Project website coming soon
The project, led by Dr Lukas Engelmann, is concerned with the history of epidemiological reasoning in the 20th century. Epidemiology has radically transformed and reshaped approaches to understanding health and disease in science and society since the early 1900s. But this history is often told too narrowly, or in overly broad brushstrokes.
Epidemiology has historically been a niche field in the medical sciences, side-lined by laboratory scientists and clinicians as just a secondary science. However, over the twentieth century, the field and its expertise gained unprecedented authority and influence. Long before Covid-19, epidemiologists had won the trust of policy makers and the general public to define public health crises brought about by infectious diseases, but also for chronic conditions and ‘unhealthy’ lifestyles.

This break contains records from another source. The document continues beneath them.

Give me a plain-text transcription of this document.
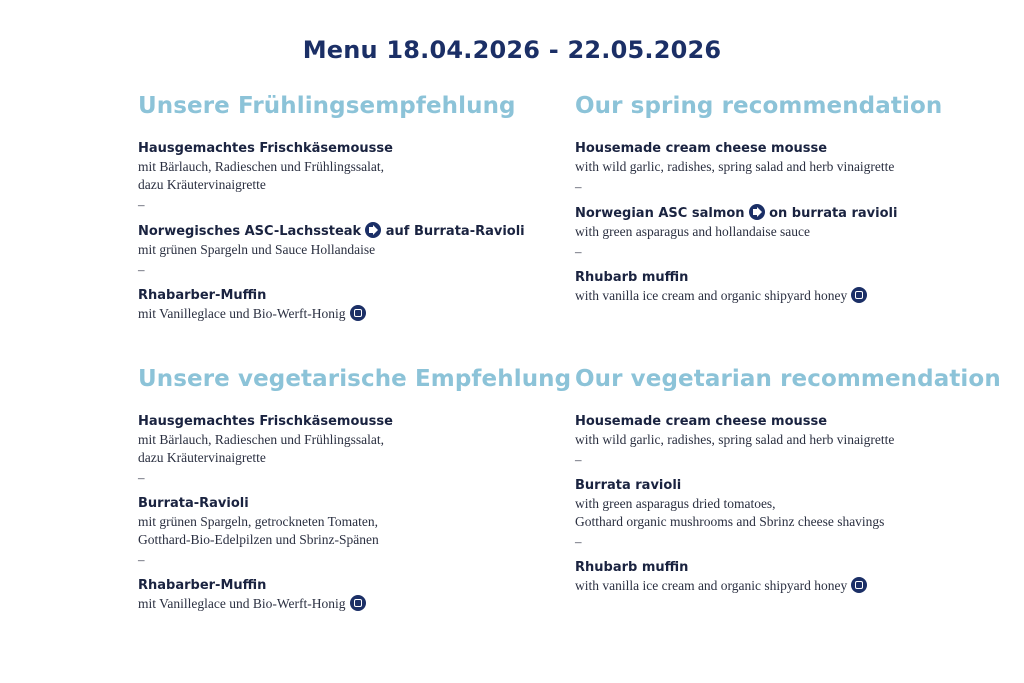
Menu 18.04.2026 - 22.05.2026
Unsere Frühlingsempfehlung
Hausgemachtes Frischkäsemousse
mit Bärlauch, Radieschen und Frühlingssalat,
dazu Kräutervinaigrette
–
Norwegisches ASC-Lachssteak auf Burrata-Ravioli
mit grünen Spargeln und Sauce Hollandaise
–
Rhabarber-Muffin
mit Vanilleglace und Bio-Werft-Honig
Unsere vegetarische Empfehlung
Hausgemachtes Frischkäsemousse
mit Bärlauch, Radieschen und Frühlingssalat,
dazu Kräutervinaigrette
–
Burrata-Ravioli
mit grünen Spargeln, getrockneten Tomaten,
Gotthard-Bio-Edelpilzen und Sbrinz-Spänen
–
Rhabarber-Muffin
mit Vanilleglace und Bio-Werft-Honig
Our spring recommendation
Housemade cream cheese mousse
with wild garlic, radishes, spring salad and herb vinaigrette
–
Norwegian ASC salmon on burrata ravioli
with green asparagus and hollandaise sauce
–
Rhubarb muffin
with vanilla ice cream and organic shipyard honey
Our vegetarian recommendation
Housemade cream cheese mousse
with wild garlic, radishes, spring salad and herb vinaigrette
–
Burrata ravioli
with green asparagus dried tomatoes,
Gotthard organic mushrooms and Sbrinz cheese shavings
–
Rhubarb muffin
with vanilla ice cream and organic shipyard honey
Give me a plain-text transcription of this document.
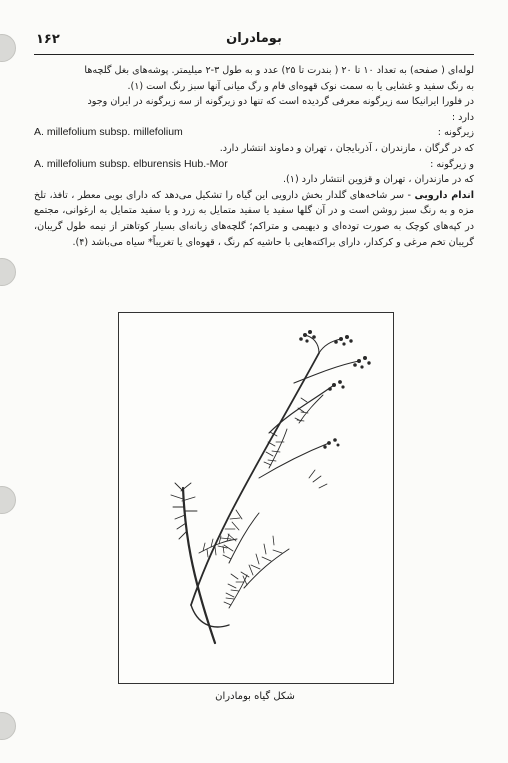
۱۶۲	بومادران
لوله‌ای ( صفحه) به تعداد ۱۰ تا ۲۰ ( بندرت تا ۲۵) عدد و به طول ۳-۲ میلیمتر. پوشه‌های بغل گلچه‌ها
به رنگ سفید و غشایی یا به سمت نوک قهوه‌ای فام و رگ میانی آنها سبز رنگ است (۱).
در فلورا ایرانیکا سه زیرگونه معرفی گردیده است که تنها دو زیرگونه از سه زیرگونه در ایران وجود
دارد :
زیرگونه :
A. millefolium subsp. millefolium
که در گرگان ، مازندران ، آذربایجان ، تهران و دماوند انتشار دارد.
و زیرگونه :
A. millefolium subsp. elburensis Hub.-Mor
که در مازندران ، تهران و قزوین انتشار دارد (۱).
اندام دارویی - سر شاخه‌های گلدار بخش دارویی این گیاه را تشکیل می‌دهد که دارای بویی معطر ، تافذ، تلخ مزه و به رنگ سبز روشن است و در آن گلها سفید یا سفید متمایل به زرد و یا سفید متمایل به ارغوانی، مجتمع در کپه‌های کوچک به صورت توده‌ای و دیهیمی و متراکم؛ گلچه‌های زبانه‌ای بسیار کوتاهتر از نیمه طول گریبان، گریبان تخم مرغی و کرکدار، دارای براکته‌هایی با حاشیه کم رنگ ، قهوه‌ای یا تغریباً* سیاه می‌باشد (۴).
شکل گیاه بومادران
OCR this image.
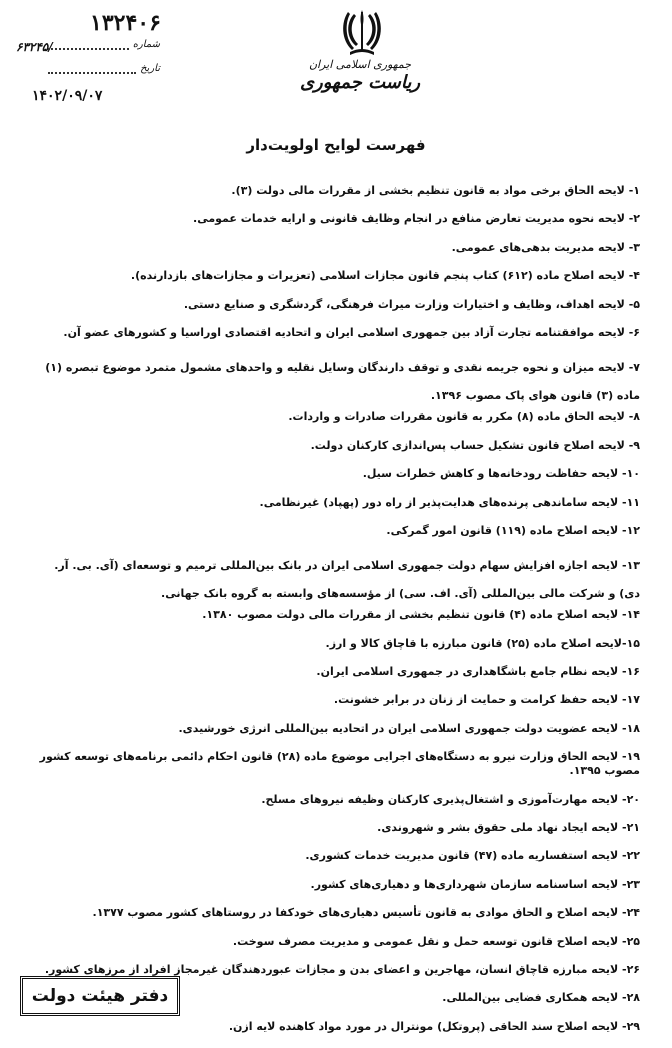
۱۳۲۴۰۶
۶۳۲۴۵/	شماره
تاریخ
۱۴۰۲/۰۹/۰۷
جمهوری اسلامی ایران
ریاست جمهوری
فهرست لوایح اولویت‌دار
۱- لایحه الحاق برخی مواد به قانون تنظیم بخشی از مقررات مالی دولت (۳).
۲- لایحه نحوه مدیریت تعارض منافع در انجام وظایف قانونی و ارایه خدمات عمومی.
۳- لایحه مدیریت بدهی‌های عمومی.
۴- لایحه اصلاح ماده (۶۱۲) کتاب پنجم قانون مجازات اسلامی (تعزیرات و مجازات‌های بازدارنده).
۵- لایحه اهداف، وظایف و اختیارات وزارت میراث فرهنگی، گردشگری و صنایع دستی.
۶- لایحه موافقتنامه تجارت آزاد بین جمهوری اسلامی ایران و اتحادیه اقتصادی اوراسیا و کشورهای عضو آن.
۷- لایحه میزان و نحوه جریمه نقدی و توقف دارندگان وسایل نقلیه و واحدهای مشمول متمرد موضوع تبصره (۱) ماده (۳) قانون هوای پاک مصوب ۱۳۹۶.
۸- لایحه الحاق ماده (۸) مکرر به قانون مقررات صادرات و واردات.
۹- لایحه اصلاح قانون تشکیل حساب پس‌اندازی کارکنان دولت.
۱۰- لایحه حفاظت رودخانه‌ها و کاهش خطرات سیل.
۱۱- لایحه ساماندهی پرنده‌های هدایت‌پذیر از راه دور (پهپاد) غیرنظامی.
۱۲- لایحه اصلاح ماده (۱۱۹) قانون امور گمرکی.
۱۳- لایحه اجازه افزایش سهام دولت جمهوری اسلامی ایران در بانک بین‌المللی ترمیم و توسعه‌ای (آی. بی. آر. دی) و شرکت مالی بین‌المللی (آی. اف. سی) از مؤسسه‌های وابسته به گروه بانک جهانی.
۱۴- لایحه اصلاح ماده (۴) قانون تنظیم بخشی از مقررات مالی دولت مصوب ۱۳۸۰.
۱۵-لایحه اصلاح ماده (۲۵) قانون مبارزه با قاچاق کالا و ارز.
۱۶- لایحه نظام جامع باشگاهداری در جمهوری اسلامی ایران.
۱۷- لایحه حفظ کرامت و حمایت از زنان در برابر خشونت.
۱۸- لایحه عضویت دولت جمهوری اسلامی ایران در اتحادیه بین‌المللی انرژی خورشیدی.
۱۹- لایحه الحاق وزارت نیرو به دستگاه‌های اجرایی موضوع ماده (۲۸) قانون احکام دائمی برنامه‌های توسعه کشور مصوب ۱۳۹۵.
۲۰- لایحه مهارت‌آموزی و اشتغال‌پذیری کارکنان وظیفه نیروهای مسلح.
۲۱- لایحه ایجاد نهاد ملی حقوق بشر و شهروندی.
۲۲- لایحه استفساریه ماده (۴۷) قانون مدیریت خدمات کشوری.
۲۳- لایحه اساسنامه سازمان شهرداری‌ها و دهیاری‌های کشور.
۲۴- لایحه اصلاح و الحاق موادی به قانون تأسیس دهیاری‌های خودکفا در روستاهای کشور مصوب ۱۳۷۷.
۲۵- لایحه اصلاح قانون توسعه حمل و نقل عمومی و مدیریت مصرف سوخت.
۲۶- لایحه مبارزه قاچاق انسان، مهاجرین و اعضای بدن و مجازات عبوردهندگان غیرمجاز افراد از مرزهای کشور.
۲۸- لایحه همکاری فضایی بین‌المللی.
۲۹- لایحه اصلاح سند الحاقی (پروتکل) مونترال در مورد مواد کاهنده لایه ازن.
دفتر هیئت دولت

This history expands far beyond the record of a discipline. The project seeks to map the multiple influences - the web of causes - from which Epidemiology emerged as a field in the early twentieth century. And the project follows the dispersion and spread of epidemiological thought into other fields, domains and disciplines over the course of the century.
What is, or what has been called, epidemiology is not the project’s defining focus. This is instead a history of epidemiological reasoning. As a specific way of thinking through phenomena, this project understands epidemiological reasoning as a discrete set of skills that employ data practices, rely on transdisciplinary expertise and utilise theoretical models to infer the characteristics, dynamics and causes of epidemic phenomena. The project’s research is therefore focused on three themes: models, correlation and configuration.
The theme will analyse how stochastic epidemiological modelling endowed epidemiology with scientific status, and how mathematical methods won the discipline unprecedented authority. Case studies in the theme will historically reconstruct the conditions in which epidemiological theories and models were developed, and trace the emergence of epidemic standard models.
The theme will excavate the long history of data practices in epidemiology to understand correlative methods and the field’s unique ethos of induction. Correlating medical data with a plethora of information – vocation, location, religious practices, for example - to facilitate causal inferences has been an essential characteristic of epidemiological reasoning. To uncover the practices and material conditions for correlation, the theme will focus on the discipline’s paper technologies, including reports, forms, schemes and survey structures used for the collection, standardisation and creation of epidemiological data in the early twentieth century.
The third theme will focus on the transdisciplinary history of epidemiological reasoning and the bidirectional influences of vital statistics, demography, sociology, anthropology and ecology on epidemiology as a discipline. The theme will analyse the development of post-war social epidemiology and the disciplinary implications of expanding the epidemic frame from infectious diseases to chronic conditions.